Последний поцелуй неба | страница 5



— Петр Михайлович занят, просил не беспокоить, — оскалился Гориновский охранник.

— А ты скажи, что Виктор Закс заехал. Отца помянуть. Выйдет обязательно.

— Хрен тебе!

— По-хорошему не хотим?

Кто выстрелил первым, Настя заметить не успела.

— Мам, — вскрикнула она и отскочила от окна.

Только потом увидела, как Марго грузно повалилась на пол, а из-под ее головы растекается лужица красного цвета. Закусив кулак, Настя выбежала из комнаты, но в холле уже были слышны тяжелые быстрые шаги. Она спряталась в стенном шкафу, оставив узкую щель, в которую было видно вбегающих в дом убийц. Один, второй, третий, тот, который назвался Заксом, еще один, и еще, и еще…

— Живо мне его найти! — заорал Закс. — И чтоб пальцем никто эту тварь не тронул — мой!

На его крик никто не отозвался, только разбежались по комнатам. Насте оставалось лишь сильнее вжаться в шкаф, но оторвать взгляда от красивого лица человека, который пришел, чтобы убить ее, она не могла.

— Ах ты щенок! — вылетел из кабинета Горин, направляя на Закса револьвер. — Весь в своего папашу-мудака.

Оружие из его рук выбили. Секунда, и пистолет грохнулся на пол с оглушительным стуком. Кто-то из Заксовских ребят живо его подхватил. Закс шагнул вперед. Теперь никаких эмоций в нем не было. Он казался непроницаемым и холодным.

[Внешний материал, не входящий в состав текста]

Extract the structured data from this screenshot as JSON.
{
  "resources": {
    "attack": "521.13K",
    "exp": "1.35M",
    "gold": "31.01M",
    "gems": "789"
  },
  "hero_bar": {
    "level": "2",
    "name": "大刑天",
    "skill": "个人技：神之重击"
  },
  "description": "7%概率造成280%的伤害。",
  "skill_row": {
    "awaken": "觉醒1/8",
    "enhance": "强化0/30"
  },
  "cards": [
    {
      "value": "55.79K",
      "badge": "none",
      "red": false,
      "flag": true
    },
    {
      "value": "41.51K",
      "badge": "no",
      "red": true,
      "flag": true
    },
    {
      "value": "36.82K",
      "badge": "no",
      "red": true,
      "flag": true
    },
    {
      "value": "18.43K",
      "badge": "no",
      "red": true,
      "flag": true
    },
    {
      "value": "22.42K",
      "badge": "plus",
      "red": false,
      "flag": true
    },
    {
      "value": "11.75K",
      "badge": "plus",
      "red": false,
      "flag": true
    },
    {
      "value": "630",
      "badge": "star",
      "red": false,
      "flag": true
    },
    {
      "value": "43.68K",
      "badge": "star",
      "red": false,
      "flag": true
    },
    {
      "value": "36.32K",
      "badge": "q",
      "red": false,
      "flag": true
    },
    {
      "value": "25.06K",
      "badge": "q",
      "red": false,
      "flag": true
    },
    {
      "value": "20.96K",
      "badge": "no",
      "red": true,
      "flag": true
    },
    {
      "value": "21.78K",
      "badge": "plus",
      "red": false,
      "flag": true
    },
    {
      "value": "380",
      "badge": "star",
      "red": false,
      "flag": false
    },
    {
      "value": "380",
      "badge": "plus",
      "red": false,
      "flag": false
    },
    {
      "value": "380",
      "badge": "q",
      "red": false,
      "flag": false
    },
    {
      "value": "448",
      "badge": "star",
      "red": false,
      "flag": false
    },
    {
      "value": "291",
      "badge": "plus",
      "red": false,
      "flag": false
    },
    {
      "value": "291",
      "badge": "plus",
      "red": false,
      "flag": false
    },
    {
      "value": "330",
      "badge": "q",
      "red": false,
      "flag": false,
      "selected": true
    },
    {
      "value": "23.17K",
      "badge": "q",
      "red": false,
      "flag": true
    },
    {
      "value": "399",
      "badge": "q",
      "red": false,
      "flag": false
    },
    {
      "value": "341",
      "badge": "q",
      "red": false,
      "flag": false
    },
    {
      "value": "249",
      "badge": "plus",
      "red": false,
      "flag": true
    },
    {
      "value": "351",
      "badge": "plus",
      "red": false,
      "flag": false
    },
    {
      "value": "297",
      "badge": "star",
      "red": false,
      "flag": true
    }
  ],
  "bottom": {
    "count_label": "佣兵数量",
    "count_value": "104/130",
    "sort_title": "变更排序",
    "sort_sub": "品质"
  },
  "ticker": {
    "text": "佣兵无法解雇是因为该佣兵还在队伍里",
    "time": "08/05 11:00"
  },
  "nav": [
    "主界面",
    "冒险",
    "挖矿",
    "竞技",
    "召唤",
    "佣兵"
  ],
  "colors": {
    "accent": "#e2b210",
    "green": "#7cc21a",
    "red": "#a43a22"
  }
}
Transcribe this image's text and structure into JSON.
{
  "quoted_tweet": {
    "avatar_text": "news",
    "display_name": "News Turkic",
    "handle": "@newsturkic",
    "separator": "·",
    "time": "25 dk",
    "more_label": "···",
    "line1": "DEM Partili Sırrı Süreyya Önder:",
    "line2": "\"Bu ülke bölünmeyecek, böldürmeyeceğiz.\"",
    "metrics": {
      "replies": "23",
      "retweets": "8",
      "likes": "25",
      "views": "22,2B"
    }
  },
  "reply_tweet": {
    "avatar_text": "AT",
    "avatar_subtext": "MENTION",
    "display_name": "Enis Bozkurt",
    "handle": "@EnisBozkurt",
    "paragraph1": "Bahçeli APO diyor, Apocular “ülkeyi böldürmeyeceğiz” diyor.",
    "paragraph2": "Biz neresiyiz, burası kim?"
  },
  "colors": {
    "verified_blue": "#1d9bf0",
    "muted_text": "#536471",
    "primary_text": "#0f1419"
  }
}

— Здравствуйте, Петр Михайлович, — зловеще спокойно произнес он.

— Зачем приперся? — прохрипел Горин, отплевываясь.

— Сами знаете. Вопрос есть. Вы или не вы, Петр Михайлович?

— Не тебе, сопляк, допросы мне устраивать!

— Неправильный ответ. Еще раз спрашиваю, вы или не вы?

— Надо было и тебя, гаденыша, порешить, — Горин выровнялся во весь свой немаленький рост и грязно выругался.

— Спасибо за честность, — криво усмехнулся Закс. — Передавайте папе привет.

Вытянул руку, сжимавшую пистолет. На мгновение замер. Сжал зубы и выстрелил.

Настя зажмурилась и услышала грохот, отдающийся в ее ушах многократным эхом.

Горин повалился на пол. Несколько секунд Закс молча смотрел на него. Теперь лицо его казалось растерянным. Но растерянность постепенно сменялась чем-то новым, чего раньше не было. Он продолжал сжимать зубы так, что ходили желваки. Но при этом черты его были искажены выражением боли и одновременно отрешенности. Потом все стало на место. Будто захлопнули форточку. Он медленно опустил руку. Посмотрел на одного из парней и коротко сказал:

— Облить все бензином и сжечь. Я Цунами к доку повезу, пусть зашивает.

А потом развернулся и вышел, больше уже не глядя на труп.